Tiberio de Albuquerque Saraiva
Tiberio de Albuquerque Saraiva was born in Joao Pessoa/PB, Brazil, on January 14, 1982. In 2000, Tiberio moved to Recife/PE where he started his Animal Sciences undergraduate program at the Federal Rural University of Pernambuco (UFRPE - http://www.ufrpe.br ). From 2002 to 2005 he was awarded with the PET/MEC/SESU Scholarship and had Dr. Angela Maria Vieira Batista as his advisor. During these years he had the opportunity to work with Ruminants Nutrition, mainly with goats, sheep and dairy cows.

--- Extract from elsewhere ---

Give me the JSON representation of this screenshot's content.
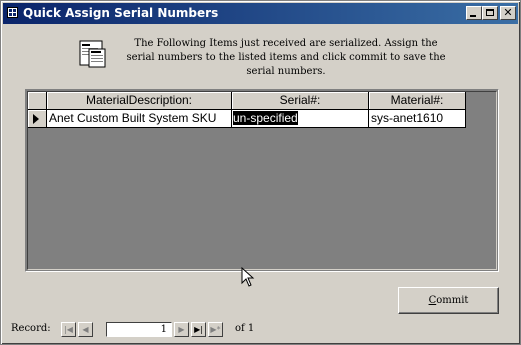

In 2005, Tiberio received a scholarship from a Brazilian Government Agency (CAPES) through the "Brazil-US Consortium in Sustainable Ruminant Livestock Production Systems" and became the first student from his university to join this program. From August to December of that year he attempted at Cornell University ( http://www.cornell.edu ), NY, in the Animal Science Department, as a College of Agriculture and Life Sciences Exchange Student. At Cornell he was supervised by Dr. Michael Van Amburgh, a former student of a very well known Ruminant Nutritionist, Dr. Peter Van Soest. During these months at Cornell he worked with nitrogen recycling in lactating dairy cows and also took some courses of his interest.
When he returned to Brazil in December, he presented a report about his work in the USA as a requirement to get his degree. In January 2006, he was admitted in the Master's Program of the Animal Science Department at UFRPE as a special student since he was studying abroad during the regular admissions period. In January 2007, Tiberio moved back to the USA and started his Master's Program at the University of Florida, in the Agronomy Department, advised by Dr. Joao Vendramini. Currently he is working with protein supplementation strategies for early weaned calves on cool and warm-season grasses pastures.
- Protein supplementation strategies for early weaned calves on Annual Ryegrass and Stargrass pastures;
- The influence of RDP:RUP ratio in early weaned calves performance;
- Nitrogen efficient usage by young ruminants.